L’Accordo di Programma, il futuro Piano industriale, il know-how e i lavoratori della fabbrica di viale Brin sono paradigma delle grandi trasformazioni che ci attraversano e di cui parliamo ogni giorno: tecnologiche, ambientali, globali, ovvero la natura del territorio ternano.
Nessuno può svolgere un ruolo passivo e di resistenza al cambiamento dentro un quadro pieno di incognite legate alla città, alla sua dimensione industriale e alla necessità di sciogliere un nodo fondamentale.

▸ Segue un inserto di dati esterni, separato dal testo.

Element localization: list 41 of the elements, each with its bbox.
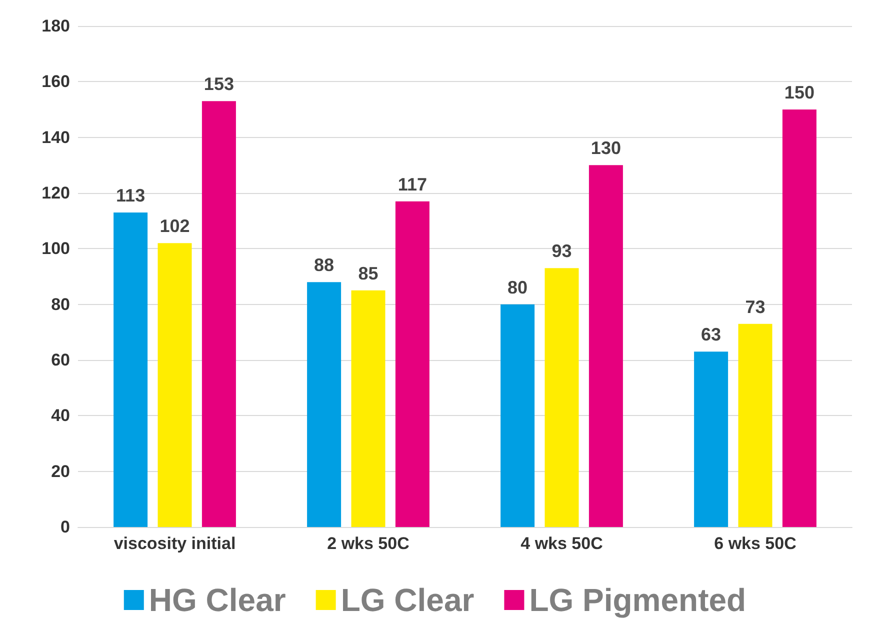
- data-label: 130: [590, 138, 621, 158]
- bar: [202, 101, 236, 527]
- y-tick-label: 60: [51, 350, 70, 370]
- y-tick-label: 140: [42, 128, 70, 147]
- bar: [114, 212, 148, 527]
- y-tick-label: 160: [42, 72, 70, 92]
- data-label: 113: [116, 185, 146, 206]
- data-label: 63: [701, 324, 722, 345]
- bar: [588, 165, 623, 527]
- data-label: 88: [314, 255, 334, 276]
- bar: [782, 110, 816, 527]
- data-label: 93: [552, 241, 572, 262]
- y-tick-label: 120: [42, 184, 70, 202]
- x-tick-label: 2 wks 50C: [327, 534, 410, 553]
- bar: [694, 352, 728, 527]
- x-tick-label: 6 wks 50C: [714, 534, 796, 553]
- x-tick-label: viscosity initial: [114, 534, 236, 553]
- y-tick-label: 180: [42, 16, 70, 36]
- data-label: 102: [160, 216, 190, 236]
- data-label: 150: [784, 82, 814, 102]
- bar: [158, 243, 192, 527]
- legend-label: LG Clear: [340, 582, 474, 618]
- y-tick-label: 80: [51, 294, 70, 314]
- y-tick-label: 40: [51, 406, 70, 426]
- data-label: 80: [508, 277, 528, 298]
- bar: [500, 304, 535, 527]
- bar: [544, 268, 579, 527]
- legend-label: HG Clear: [148, 582, 286, 618]
- bar: [395, 201, 430, 527]
- x-tick-label: 4 wks 50C: [520, 534, 603, 553]
- bar: [351, 290, 386, 527]
- data-label: 85: [358, 263, 378, 284]
- data-label: 153: [204, 74, 234, 94]
- bar: [307, 282, 342, 527]
- legend-label: LG Pigmented: [529, 582, 746, 618]
- y-tick-label: 20: [51, 462, 70, 481]
- data-label: 73: [745, 296, 766, 317]
- data-label: 117: [398, 174, 427, 194]
- y-tick-label: 0: [60, 518, 70, 536]
- y-tick-label: 100: [42, 239, 70, 258]
- bar: [738, 324, 772, 527]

Un nodo che è di visioni, di destini e prospettive riguardo la natura industriale del Sud dell’Umbria e di come preservarla, visto che anche nella nostra regione, a latitudini diverse, convivono idee differenti e forse manca la giusta consapevolezza di come sia imprescindibile una cultura regionale comune all’altezza dei problemi attuali e compendio delle esigenze e delle specificità di ogni sua parte.
Siamo in una fase nella quale l’idea di uno Stato a trazione regionale, nata con la riforma del Titolo V della Costituzione, vacilla, e da un po’, anche in una regione come la nostra in cui le esigenze di aree storiche e culturali distinte hanno naturalmente rallentato la possibilità di un approccio più sereno e dinamico alla cosiddetta «identità» regionale dell’Umbria.
Dentro questo quadro, per dirla come Raffaele Rossi, Terni è la città che nasce due volte e lo fa per una scelta nazionale, legata alle industrializzazioni di fine ‘800, che la rende città atipica nel contesto umbro e per la quale rinunciare alla sua cifra di innovazione, dinamismo, modernità e capacità di inclusione equivale alla negazione della sua stessa natura e a una condanna all’oblio.
In quest’ottica, dunque, provando coraggiosamente a spingersi oltre, l’accordo di programma non può essere meramente letto da un punto di vista industriale e tecnologico ma va necessariamente calato dentro la sua naturale dimensione urbana e nazionale per comprenderne appieno potenzialità e opportunità utili alla costruzione di politiche di area vasta, alleanze e prospettive necessarie per uscire da un isolamento che non fa bene ad una città sulla quale incombono incognite preoccupanti e per la quale, invece, a partire nel nuovo contesto regionale, occorre spendersi con maggiore determinazione e incisività.